Covid Relief Package of Rs 20 Lakh Crore

Finance Minister Nirmala Sitharaman second portion of the Rs 20 lakh crore Atma Nirbhar Bharat monetary alleviation bundles Thursday depends on ranchers, transient workers, and road merchants. In addition to free food grain for migrant workers to credit facilities for street vendors to concessional loans for growers, the Finance Minister not only announced new initiatives but also highlighted the steps taken by the NDA government over the last two months to support the deprived class affected by the coronavirus pandemic's economic slump.


Here is a detailed list of the finance ministry’s planned economic relief initiatives, including the program revealed Thursday and Wednesday.
• Rs 5,000 crore special credit facilities for almost 50 lakh market vendors with up to Rs 10,000 initial working capital.
• Rs 3,500 crore for the distribution of food grain to migrants who are neither NFSA nor beneficiaries of state cards in the states on which they are born. Under this scheme, about 8 crore migrants are to be given 5 kg of grains and 1 kg of chickpeas per family for two months.
• Rs 1,500 crore worth of interest subsidy to small companies under 12-month Mudra-Shishu loans. The government will pay a tax of 2 % on credit card holders who make daily payments.
• 30,000 rs of additional emergency working capital for three crop farmers to be distributed to rural cooperative banks and RRBs by NABARD to fund crop loans requirements.
• Rs 6,000 crop for Compensatory Land Conservation and Planning Authority (CAMPA) for farm and land relevant activities in urban areas to build tribal job opportunities. This is beyond the Rs 90,000 crore which NABARD to provide this year via the usual refinancing route.

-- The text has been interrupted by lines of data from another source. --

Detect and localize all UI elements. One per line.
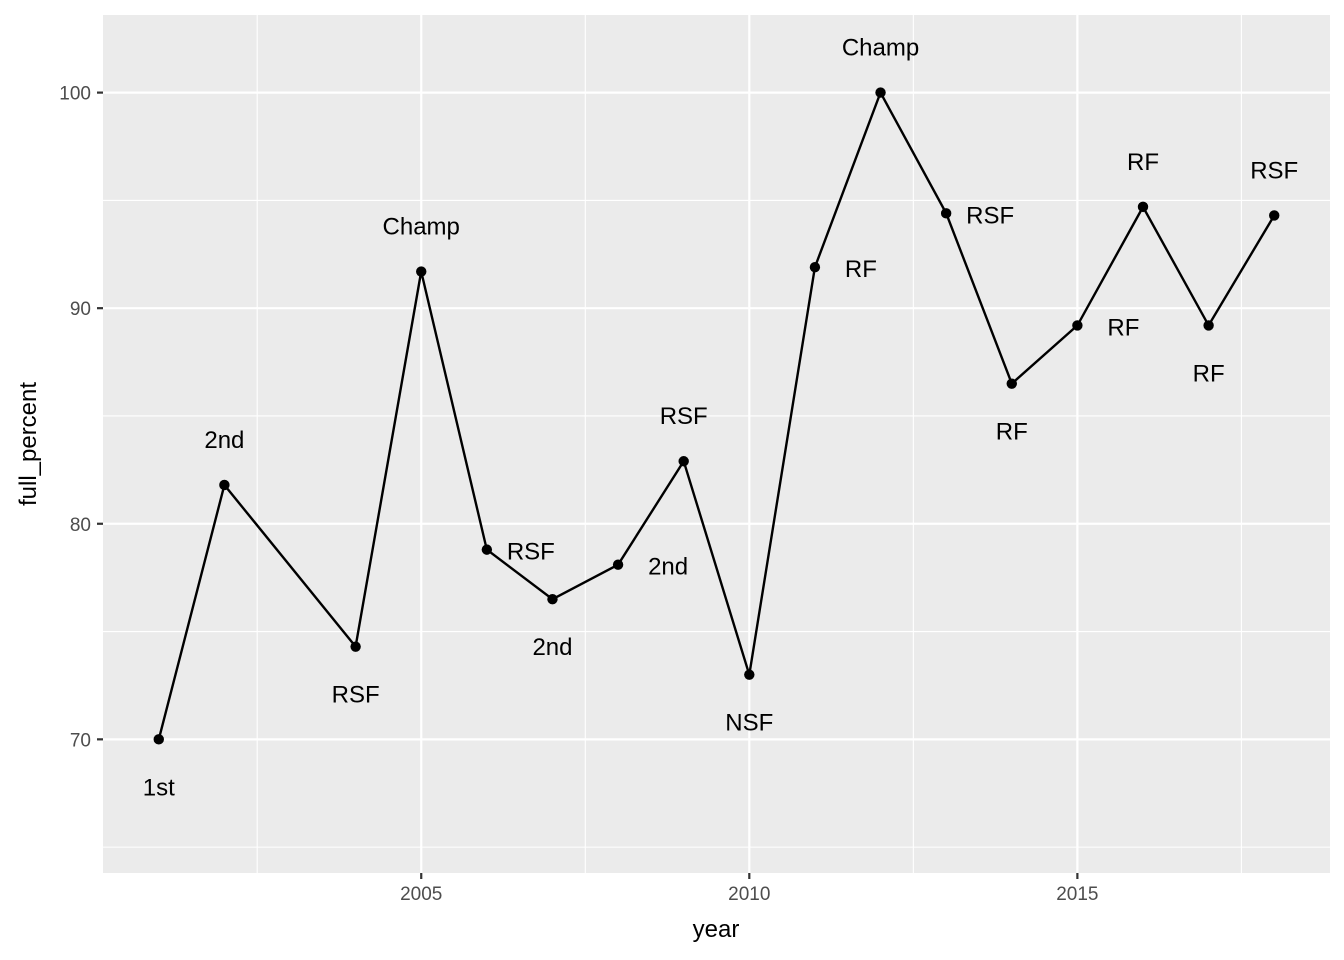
- data-point: [809, 262, 821, 273]
- y-tick-label: 100: [59, 84, 91, 105]
- data-point: [416, 266, 427, 277]
- data-point: [1072, 320, 1083, 331]
- data-point: [1269, 210, 1280, 221]
- point-label: NSF: [725, 710, 773, 737]
- point-label: Champ: [842, 35, 919, 62]
- point-label: RSF: [660, 403, 708, 430]
- point-labels: 1st 2nd RSF Champ RSF 2nd 2nd RSF NSF RF Champ RSF R…: [143, 35, 1298, 802]
- point-label: RSF: [332, 682, 380, 709]
- y-axis-title: full_percent: [15, 382, 42, 506]
- data-point: [1006, 378, 1017, 389]
- y-tick-label: 80: [70, 515, 91, 536]
- point-label: RF: [996, 419, 1028, 446]
- point-label: 1st: [143, 774, 175, 801]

• Through expanding the Credit Linked Subsidy Scheme to March 31, 2021, Rs 70,000 crore raise to the housing sector and middle-income classes. Moving to benefit 2.5 lakh middle income families and create jobs and stimulating demand linked to the construction.
• 14, 62 crore work-days produced by the MGNREG scheme until 13 May 2020 and actual expenditure amounts to around Rs 10,000 crore.
• Rs 11,002 of the crop released as an advance to the SDRF states in support of shelter and food for migrant workers.
• 63 Rs 86,600 crore crop loans accepted in agriculture from 1 March until 30 April 2020.
• Rs 6,700 crore working capital limit sanctioned as from March 2020 for the procurement of agricultural produce to government entities.
• Three million farmers have already benefitted from a 3-month loan moratorium on Rs 4.22 lakhs million agricultural loans.
• Rs 2 lakh crore concessional credit raise by Kisan Credit Cards for 2.5 crore farmers. A credit cap of Rs 25,000 cr has already been approved for 25 lakh new Kisan Credit Cards.
• Rs 3 lakh crore emergency working capital facility for industries including small and medium-sized enterprises Rs 20,000 cr subordinate debt for stressed SMEs
• Infusion of 50,000 rs of crore equity by MSMEs Funds
• No global government contract for orders up to Rs 200 Crore
• From June to August 2020, Rs 2,500 crore of expanded EPF funding for businesses and mobilized staff for a further three months
• Rs 6,750 crore liquidity injection by rising the EPF allocation from 12 % to 10 % for workers and employees for three months
• Rs 50,000 crore liquidity by reducing tax rates collected at source and tax deduction at source for the remainder of FY 2020-21 by 25 %.